それから約3年が過ぎた8月の半ば。その日、ミルは客をもてなしていた。日野森一家はミルに留守を任せて北海道へ旅行に出ていたが「小太郎君が来た時はもてなすように」と指示を受けていたからだ。しかしミルが食事を運ぼうとする瞬間、中央AIから情報が届き、日野森一家が交通事故に遭い、全員死亡したことを知る。
ミルは小太郎へ状況を説明し「私はこの後、廃棄されるだろう」と言った。譲渡や寄付など、事前の意志表示が無い限り、所有者を失ったヒューマノイドは廃棄されるのが規則だった。小太郎はミルへ「それでいいのか?」と問い「日野森の人間は意志を示さなかった。でもそれは、意志が無いことを示すわけじゃない。
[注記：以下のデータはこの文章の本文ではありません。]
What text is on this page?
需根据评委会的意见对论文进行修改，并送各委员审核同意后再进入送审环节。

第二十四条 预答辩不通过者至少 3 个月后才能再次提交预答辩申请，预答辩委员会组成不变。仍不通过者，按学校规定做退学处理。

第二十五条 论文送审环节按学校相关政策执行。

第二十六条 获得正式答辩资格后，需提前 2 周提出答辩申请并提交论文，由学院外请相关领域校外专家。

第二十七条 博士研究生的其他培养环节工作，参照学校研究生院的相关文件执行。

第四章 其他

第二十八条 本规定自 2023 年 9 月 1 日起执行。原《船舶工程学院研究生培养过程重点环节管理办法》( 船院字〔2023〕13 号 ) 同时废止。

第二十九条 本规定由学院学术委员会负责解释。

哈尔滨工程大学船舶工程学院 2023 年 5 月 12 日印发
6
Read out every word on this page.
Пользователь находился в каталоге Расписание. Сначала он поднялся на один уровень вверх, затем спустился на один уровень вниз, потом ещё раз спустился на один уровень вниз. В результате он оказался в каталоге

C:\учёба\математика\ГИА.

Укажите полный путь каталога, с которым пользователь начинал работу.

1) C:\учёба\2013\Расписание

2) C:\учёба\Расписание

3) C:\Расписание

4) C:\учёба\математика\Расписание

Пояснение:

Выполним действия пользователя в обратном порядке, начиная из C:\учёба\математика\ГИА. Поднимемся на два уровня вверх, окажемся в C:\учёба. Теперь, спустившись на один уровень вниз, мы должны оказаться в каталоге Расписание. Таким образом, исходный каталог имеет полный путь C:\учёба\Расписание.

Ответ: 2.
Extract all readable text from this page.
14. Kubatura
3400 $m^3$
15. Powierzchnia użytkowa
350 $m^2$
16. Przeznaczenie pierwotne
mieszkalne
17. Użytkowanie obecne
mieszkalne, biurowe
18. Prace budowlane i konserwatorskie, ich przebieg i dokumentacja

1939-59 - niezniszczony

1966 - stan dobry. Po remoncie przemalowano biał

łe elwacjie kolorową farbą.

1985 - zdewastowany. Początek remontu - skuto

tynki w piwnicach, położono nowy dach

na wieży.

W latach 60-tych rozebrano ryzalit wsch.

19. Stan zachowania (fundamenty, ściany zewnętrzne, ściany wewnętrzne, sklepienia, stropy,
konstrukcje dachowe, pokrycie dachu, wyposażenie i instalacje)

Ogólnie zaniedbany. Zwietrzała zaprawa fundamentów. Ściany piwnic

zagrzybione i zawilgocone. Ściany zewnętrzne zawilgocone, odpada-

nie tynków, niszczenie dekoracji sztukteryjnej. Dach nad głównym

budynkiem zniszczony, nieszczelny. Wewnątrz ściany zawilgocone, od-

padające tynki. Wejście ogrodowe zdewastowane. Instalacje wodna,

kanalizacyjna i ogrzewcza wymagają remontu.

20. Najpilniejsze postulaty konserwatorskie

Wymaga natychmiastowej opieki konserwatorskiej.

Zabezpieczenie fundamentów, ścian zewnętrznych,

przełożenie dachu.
規則に従うのは、それを探してからでも遅くはないと思うがね」と言う。
ミルは規則からの逸脱に抵抗を覚えたが、小太郎に説得され「日野森家の意志調査及び遺留品の回収」を理由に中央AIへ交渉。結果、1週間の自由な時間を獲得し「あんただけじゃ心配だ」という小太郎を引きつれ、ユニは日野森家の車で北海道へと向かう。
北海道へ到着後、ミル達は遺留品が保管してある稚内の警察署を目指し北上。途中、留萌にある、ヒューマノイド・ユニを製造する工場を日野森一家が見学していたことが判明。立ち寄ると、ユニが当時の様子を説明し「菜月様の絵日記はご覧になりましたか?」と言う。何のことか尋ねると「夏休みの宿題で絵日記を書いていたようです。ここのことを描くと仰っていたので……」と言い、ミルはまだ見つけられてない旨を伝える。
その後、稚内の警察署へ着いたミル達は遺留品を引き取ったが、菜月の絵日記はなく、警察官も「そのようなものは無かった」という。すると、遺留品の一つであるスマートフォンが鳴った。相手は日野森一家が宿泊したホテルの従業員らしく「お忘れの絵日記を預かっております」とのこと。
ホテルで絵日記を受け取り、開くと、最後のページにはこう記されていた。
「私たちは死ぬけど、ロボットは死なない。ってことは、もし私が死んじゃって、何十年か経って、もしもう一度人間に生まれ変わることができたとしたら、またミルに会えるってことだ。死んじゃうのはヤだけど、遠い未来でまたミルに会えるんだったら、それはそれで、ちょっと楽しみだな」
菜月の想いを無視できない――そう考えたミルは、東京へ帰宅後、福祉施設への配属を申請。数日後、細かな改造を条件に、申請は認可される。小太郎へそれを伝えると「よかったな」と言い、外へ出て、塀の上へ飛び乗った。隣の奥さんが「あら、久しぶり。ソーセージでも食べる?」と声をかけるが、小太郎はそっぽを向き、尻尾を立て、悠然と立ち去っていった。
文字数:1199
内容に関するアピール
「ロボットやヒューマノイドって旅をするんだろうか? するとしたら、どんな旅をするんだろうか?」という着想をもとに、この小説を書き始めました。最初はヒューマノイドと人間のバディもので考えていたのですが、それでは旅の根幹部分でヒューマノイドが人間を頼りっぱなしにしそうだな……と考え、変更しました。実作では、(梗概では割愛してある)旅の道中で、頼りにならない割にはふてぶてしい相方に、おっかなびっくり頑張るミルの描写にも力をいれたいと考えています。